Une analyse critique de cette étude illustre à bien des égards la difficulté présentée par l’analyse de toutes les dimensions de la transition alimentaire et comment une restriction de la portée de la recherche affecte le message envoyé aux décideurs et, plus largement, au public.
Une des justifications avancées par les membres de l’équipe de chercheurs pour l’étude est que les résultats d’études antérieures sur le remplacement de l’agriculture conventionnelle par une production biologique étaient mitigés, en dépit des affirmations que l’agriculture biologique émettrait moins de gaz à effet de serre (GES) par tonne de produit du fait d’une moindre utilisation d’intrants agricoles et qu’elle permettrait de stocker davantage de carbone dans le sol. Néanmoins, certaines études avaient montré plus d’émissions de GES par tonne de produit, et d’autres moins, après la conversion [voir deux exemples d’études sur ce sujet ici et ici, en anglais].
Une des originalités de cette étude est le niveau auquel elle est menée, non pas au niveau de la parcelle de culture ou de la ferme, mais au niveau d’une zone administrative, dans ce cas l’ensemble constitué par l’Angleterre et le Pays de Galles.

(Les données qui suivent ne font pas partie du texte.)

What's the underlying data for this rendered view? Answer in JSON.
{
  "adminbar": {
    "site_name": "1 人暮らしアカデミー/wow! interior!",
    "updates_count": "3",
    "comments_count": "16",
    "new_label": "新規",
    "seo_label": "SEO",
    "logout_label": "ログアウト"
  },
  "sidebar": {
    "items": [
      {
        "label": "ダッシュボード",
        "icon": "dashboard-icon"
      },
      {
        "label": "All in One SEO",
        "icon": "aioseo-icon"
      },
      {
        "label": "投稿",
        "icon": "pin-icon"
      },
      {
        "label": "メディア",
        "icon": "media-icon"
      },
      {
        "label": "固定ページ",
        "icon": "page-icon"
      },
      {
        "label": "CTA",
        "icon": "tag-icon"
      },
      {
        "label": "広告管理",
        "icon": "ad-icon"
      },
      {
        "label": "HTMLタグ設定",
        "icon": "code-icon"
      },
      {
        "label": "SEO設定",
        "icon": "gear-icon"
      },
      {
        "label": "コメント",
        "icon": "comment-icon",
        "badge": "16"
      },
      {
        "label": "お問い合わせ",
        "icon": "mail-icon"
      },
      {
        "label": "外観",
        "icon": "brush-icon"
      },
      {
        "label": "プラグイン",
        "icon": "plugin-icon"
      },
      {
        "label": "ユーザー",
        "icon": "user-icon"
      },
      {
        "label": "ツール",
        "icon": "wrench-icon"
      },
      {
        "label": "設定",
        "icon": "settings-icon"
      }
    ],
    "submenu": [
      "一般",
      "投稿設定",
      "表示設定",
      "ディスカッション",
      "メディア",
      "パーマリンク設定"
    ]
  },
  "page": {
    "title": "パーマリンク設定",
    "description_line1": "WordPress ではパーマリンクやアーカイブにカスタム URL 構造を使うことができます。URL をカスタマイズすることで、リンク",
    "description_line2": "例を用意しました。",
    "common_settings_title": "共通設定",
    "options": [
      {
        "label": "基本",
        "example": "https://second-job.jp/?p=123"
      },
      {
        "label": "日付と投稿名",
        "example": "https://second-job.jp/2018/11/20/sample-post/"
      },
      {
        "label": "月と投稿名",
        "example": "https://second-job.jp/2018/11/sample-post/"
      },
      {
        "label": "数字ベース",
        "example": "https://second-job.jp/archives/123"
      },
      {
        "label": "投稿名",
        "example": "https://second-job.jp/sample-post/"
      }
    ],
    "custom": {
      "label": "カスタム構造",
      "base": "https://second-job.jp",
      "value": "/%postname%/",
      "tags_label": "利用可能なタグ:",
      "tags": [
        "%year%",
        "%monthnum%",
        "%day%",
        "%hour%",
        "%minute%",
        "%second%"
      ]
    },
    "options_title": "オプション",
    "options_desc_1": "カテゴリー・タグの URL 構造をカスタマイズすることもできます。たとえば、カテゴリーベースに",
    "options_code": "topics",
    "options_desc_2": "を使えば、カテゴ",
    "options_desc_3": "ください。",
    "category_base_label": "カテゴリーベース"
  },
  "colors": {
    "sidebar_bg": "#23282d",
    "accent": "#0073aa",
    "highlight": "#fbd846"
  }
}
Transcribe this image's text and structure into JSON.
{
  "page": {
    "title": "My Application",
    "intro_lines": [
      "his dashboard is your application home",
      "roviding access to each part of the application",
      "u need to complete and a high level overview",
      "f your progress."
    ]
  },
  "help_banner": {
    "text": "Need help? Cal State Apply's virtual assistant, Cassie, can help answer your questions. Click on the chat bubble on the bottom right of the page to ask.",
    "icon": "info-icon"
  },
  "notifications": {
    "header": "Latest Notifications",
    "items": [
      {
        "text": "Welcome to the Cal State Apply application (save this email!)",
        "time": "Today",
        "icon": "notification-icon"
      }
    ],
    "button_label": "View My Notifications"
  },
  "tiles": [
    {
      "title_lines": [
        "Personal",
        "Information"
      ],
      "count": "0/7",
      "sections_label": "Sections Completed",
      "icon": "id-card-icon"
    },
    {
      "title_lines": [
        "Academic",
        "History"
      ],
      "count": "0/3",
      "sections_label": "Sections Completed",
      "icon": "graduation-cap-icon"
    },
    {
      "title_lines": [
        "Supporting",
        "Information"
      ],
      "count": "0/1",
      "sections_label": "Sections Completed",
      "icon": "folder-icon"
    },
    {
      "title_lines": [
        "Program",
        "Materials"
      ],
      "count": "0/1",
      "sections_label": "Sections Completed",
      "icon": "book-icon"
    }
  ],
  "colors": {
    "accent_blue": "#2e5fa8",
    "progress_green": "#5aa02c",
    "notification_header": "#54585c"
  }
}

Les principales conclusions de l’étude
À partir de l’utilisation du modèle Agri-LCA [lire en anglais] et du modèle de programmation linéaire OLUM [lire en anglais], l’équipe des chercheurs a « prédit » (!) qu’après une conversion totale à l’agriculture biologique :
•La production totale de la zone considérée, exprimée en énergie métabolisable et en protéines diminuerait d’environ 40 % par rapport au niveau de référence de l’agriculture conventionnelle, du fait d’un rendement moindre et de la nécessité d’introduire dans la rotation de cultures de légumineuses fourragères pouvant fixer l’azote de l’air ;
•Les émissions totales de GES directement associées à des cultures biologiques seraient inférieures (moins 20 % pour les cultures, moins 4 % pour la production animale et moins 6 % au total) ;
•Pour différentes productions, les résultats seraient variés : pour certaines cultures ou productions animales, les émissions de GES diminueraient, pour d’autres elles augmenteraient ;
•Il y aurait davantage de fixation de carbone dans le sol, mais seulement pendant « la première ou la seconde décennie de la conversion, car un sol n’a qu’une capacité limitée d’accumulation du carbone » ;
•« La superficie requise pour compenser la diminution de la production de la zone représenterait presque cinq fois la superficie de terre utilisée à l’heure actuelle pour produire de la nourriture à destination de l’Angleterre et du Pays de Galles » ce qui induirait des émissions de GES plus importantes à l’étranger et accroîtrait la superficie totale requise pour nourrir la population de 50 % par rapport à la situation sous agriculture conventionnelle.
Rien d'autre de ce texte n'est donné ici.